The impression made on us by animals is often a function of the relation between their being and ours. An analogy: to be taken with the pointy ears of Mr Spock of Star Trek you have to be human. If Spock’s fellow Vulcanians were inclined to car fetishism it is rather Captain Kirk’s ears which they would have found captivating. Moreover, if it weren’t for our prior enthralment with feline physiognomy the stories that Thomas recounts would be much less absorbing. The interest inspired by the big cats is not exhausted in resolving the explanatory puzzles they raise, or even in the correction of our misconceptions concerning them. An authoritative account of the felids tells us that ‘neither a cat nor a puma will ever attempt to jump on a prey from above, even when the prey is deliberately placed to make this easily possible’ (so much for the Tarzan and Jungle Jim strips). Contrast the impulse which finds gratification in this kind of revelation with that manifested in Freud’s observation that ‘the charm of certain animals who seem not to concern themselves with us, such as cats and large beasts of prey, lies in their narcissism, self-sufficiency and inaccessibility,’ or in Santayana’s rhetorical query: ‘Who as he watched the cat basking in the sun has not passed into that vigilant eye, felt all the leaps potential in that luxurious torpor?’
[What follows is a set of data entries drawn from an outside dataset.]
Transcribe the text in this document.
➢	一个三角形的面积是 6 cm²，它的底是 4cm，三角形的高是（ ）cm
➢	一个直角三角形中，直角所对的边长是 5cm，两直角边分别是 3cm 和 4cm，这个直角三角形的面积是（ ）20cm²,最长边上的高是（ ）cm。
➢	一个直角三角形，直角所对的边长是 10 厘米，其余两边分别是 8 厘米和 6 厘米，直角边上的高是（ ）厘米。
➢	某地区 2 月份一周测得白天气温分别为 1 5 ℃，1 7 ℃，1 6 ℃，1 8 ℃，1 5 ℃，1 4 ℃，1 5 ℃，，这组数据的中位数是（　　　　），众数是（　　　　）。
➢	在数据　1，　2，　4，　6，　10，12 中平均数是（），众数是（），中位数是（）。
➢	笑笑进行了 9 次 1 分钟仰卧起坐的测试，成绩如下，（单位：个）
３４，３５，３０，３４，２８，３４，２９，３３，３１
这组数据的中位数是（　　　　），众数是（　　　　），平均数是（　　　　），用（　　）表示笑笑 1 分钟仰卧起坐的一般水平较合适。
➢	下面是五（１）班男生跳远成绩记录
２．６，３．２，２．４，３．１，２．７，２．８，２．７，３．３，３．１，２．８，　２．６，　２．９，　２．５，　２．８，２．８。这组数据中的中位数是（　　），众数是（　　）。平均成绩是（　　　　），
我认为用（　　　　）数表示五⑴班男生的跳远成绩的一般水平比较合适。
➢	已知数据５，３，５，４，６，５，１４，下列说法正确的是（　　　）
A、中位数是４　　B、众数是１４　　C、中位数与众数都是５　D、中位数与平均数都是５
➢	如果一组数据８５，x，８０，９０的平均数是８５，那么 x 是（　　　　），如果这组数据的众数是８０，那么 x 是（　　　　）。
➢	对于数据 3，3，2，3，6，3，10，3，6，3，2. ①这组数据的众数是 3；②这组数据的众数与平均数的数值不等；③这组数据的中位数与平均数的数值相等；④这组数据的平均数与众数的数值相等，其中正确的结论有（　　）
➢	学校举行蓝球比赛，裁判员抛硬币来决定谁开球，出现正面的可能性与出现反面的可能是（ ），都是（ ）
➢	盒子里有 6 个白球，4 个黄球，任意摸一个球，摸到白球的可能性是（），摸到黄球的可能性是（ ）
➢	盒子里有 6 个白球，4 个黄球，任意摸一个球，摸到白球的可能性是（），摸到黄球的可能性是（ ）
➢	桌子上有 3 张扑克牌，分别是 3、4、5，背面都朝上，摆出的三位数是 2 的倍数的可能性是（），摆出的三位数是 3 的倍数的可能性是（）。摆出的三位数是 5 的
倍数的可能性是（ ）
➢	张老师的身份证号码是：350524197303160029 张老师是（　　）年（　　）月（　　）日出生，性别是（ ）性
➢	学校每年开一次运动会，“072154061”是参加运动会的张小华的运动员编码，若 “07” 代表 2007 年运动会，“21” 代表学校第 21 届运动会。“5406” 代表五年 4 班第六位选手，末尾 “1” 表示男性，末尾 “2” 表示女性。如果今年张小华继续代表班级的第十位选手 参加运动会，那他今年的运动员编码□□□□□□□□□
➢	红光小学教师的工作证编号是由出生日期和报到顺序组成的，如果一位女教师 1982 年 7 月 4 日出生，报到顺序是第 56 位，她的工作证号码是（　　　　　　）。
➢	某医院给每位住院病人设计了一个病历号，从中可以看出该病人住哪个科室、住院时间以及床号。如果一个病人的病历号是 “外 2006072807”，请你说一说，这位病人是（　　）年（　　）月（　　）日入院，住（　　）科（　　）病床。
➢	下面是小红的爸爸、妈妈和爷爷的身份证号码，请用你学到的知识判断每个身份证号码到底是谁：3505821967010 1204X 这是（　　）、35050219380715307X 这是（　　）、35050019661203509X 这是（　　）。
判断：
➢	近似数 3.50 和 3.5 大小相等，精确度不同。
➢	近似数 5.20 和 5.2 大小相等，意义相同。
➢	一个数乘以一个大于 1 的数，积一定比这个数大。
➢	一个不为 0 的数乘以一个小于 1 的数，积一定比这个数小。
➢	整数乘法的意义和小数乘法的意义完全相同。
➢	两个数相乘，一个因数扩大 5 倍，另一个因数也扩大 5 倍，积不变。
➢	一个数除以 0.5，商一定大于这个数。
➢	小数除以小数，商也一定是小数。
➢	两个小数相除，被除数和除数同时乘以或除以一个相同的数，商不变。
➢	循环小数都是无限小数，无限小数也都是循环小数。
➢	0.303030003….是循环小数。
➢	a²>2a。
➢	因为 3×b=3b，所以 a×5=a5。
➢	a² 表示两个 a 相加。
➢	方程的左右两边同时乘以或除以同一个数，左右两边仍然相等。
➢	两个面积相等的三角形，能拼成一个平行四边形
William James says of the tigers at Barnum’s menagerie, whose ‘existence, so intensely and vividly real’, caused him to feel ‘poignantly the unfathomableness of ontology’, that though their being is ‘so admirable that one yearns to be in some way its sharer, partner or accomplice’, it nevertheless remains intractably alien to us. In the light of James’s response it is tempting to read Wittgenstein’s much-quoted ‘if a lion could talk we wouldn’t understand it’ as a tribute to the unfathomable otherness of animals.